なのにさ、心が一向に温まらないんだ。本当は君がいなくて寂しいよ。寒さが一気に増した気がして一人ぼっちになったような感覚を覚えた。お願い、泣かないで私。君から離れることをまだ決心できぬのなら。

題材「泣かないで」

11/30/2024, 8:58:33 AM

慣れないストッキングを履いて制服を着る。冬用のスカートは厚くて風を通さない。それでも1歩外へ出てみれば冷え込んだ空気に負けてやはり寒いと感じてしまう。吐いた息は白いのに雲は雪を降らせまいと持ちこたえていた。金曜日。今日も私は学校へ行く。

華の金曜日。世のサラリーマンは飲みに出歩くみたいですよといつか先生が言っていた。学生の私たちには程遠い話だと思っていたけど、子どもと大人の狭間におかれている私たちにはそう遠くもない未来の話だった。それでも「金曜日」という存在は少なくとも子どもや大人にとって特別な存在なのだろう。明日が休みというのはすごく気が楽だ。でも2日間君に会えないと思うと少し残念に思う自分もいた。だから今日こそは何か週末のモチベーションになるものを作らなければ…
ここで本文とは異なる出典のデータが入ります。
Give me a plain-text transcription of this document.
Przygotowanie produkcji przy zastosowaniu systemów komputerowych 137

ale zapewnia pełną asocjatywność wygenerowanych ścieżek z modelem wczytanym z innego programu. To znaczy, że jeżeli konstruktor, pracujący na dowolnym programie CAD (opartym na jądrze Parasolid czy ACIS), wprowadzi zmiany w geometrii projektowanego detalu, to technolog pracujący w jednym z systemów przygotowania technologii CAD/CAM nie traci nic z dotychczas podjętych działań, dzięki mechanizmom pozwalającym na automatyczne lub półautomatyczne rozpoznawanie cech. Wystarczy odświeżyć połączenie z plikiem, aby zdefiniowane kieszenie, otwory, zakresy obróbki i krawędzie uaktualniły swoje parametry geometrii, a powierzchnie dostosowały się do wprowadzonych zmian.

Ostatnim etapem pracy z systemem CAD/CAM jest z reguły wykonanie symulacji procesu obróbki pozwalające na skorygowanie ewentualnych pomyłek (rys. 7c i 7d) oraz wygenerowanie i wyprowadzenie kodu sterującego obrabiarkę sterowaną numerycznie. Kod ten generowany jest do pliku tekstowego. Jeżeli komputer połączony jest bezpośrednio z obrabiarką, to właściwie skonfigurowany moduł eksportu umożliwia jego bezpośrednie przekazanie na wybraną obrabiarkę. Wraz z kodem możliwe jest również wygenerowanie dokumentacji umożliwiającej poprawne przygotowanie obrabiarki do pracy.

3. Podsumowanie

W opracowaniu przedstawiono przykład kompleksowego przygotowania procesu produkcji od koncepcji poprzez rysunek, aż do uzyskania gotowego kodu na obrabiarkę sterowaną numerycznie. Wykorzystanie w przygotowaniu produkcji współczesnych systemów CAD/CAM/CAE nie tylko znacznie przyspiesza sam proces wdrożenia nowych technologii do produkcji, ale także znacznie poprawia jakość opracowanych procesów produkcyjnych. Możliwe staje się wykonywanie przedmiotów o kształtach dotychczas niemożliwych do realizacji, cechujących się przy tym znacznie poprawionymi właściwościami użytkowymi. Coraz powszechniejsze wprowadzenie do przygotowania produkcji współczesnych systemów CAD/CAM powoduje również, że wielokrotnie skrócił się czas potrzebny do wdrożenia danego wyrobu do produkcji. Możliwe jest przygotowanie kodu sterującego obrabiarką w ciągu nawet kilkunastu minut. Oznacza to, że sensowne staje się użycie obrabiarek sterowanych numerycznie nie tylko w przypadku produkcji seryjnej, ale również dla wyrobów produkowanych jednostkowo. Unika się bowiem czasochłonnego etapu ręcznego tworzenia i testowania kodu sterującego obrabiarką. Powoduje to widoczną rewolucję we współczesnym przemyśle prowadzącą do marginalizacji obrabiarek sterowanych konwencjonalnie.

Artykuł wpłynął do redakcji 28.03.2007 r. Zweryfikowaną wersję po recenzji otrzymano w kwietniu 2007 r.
そうこうしているうちに、放課後になった。今日も収穫はなし。君とまた2日間会えなくなってしまう。今日は職員室に寄ってから帰ることにしよう…

「あ。何してんの?」

君がひょっこりと顔を出す。

「え。あんたこそ何してんのさ」

「あー。歩くのだるいから親に電話してた」

テレフォンカードをしまう君を見て私はひらめいた。

「今度さ、一緒に帰らん?一緒に帰りたいんだけど…」

君がニヤニヤを隠せずに私を見つめる。

「え…い、いいけど」

無事成功した。なんかすんなりとモチベーションが上がっちゃった。

冬。それは寒くて冷たくて凍るような寂しい季節だと思ってた。でも今年の冬は君との何かが始まりそうなそんな季節です。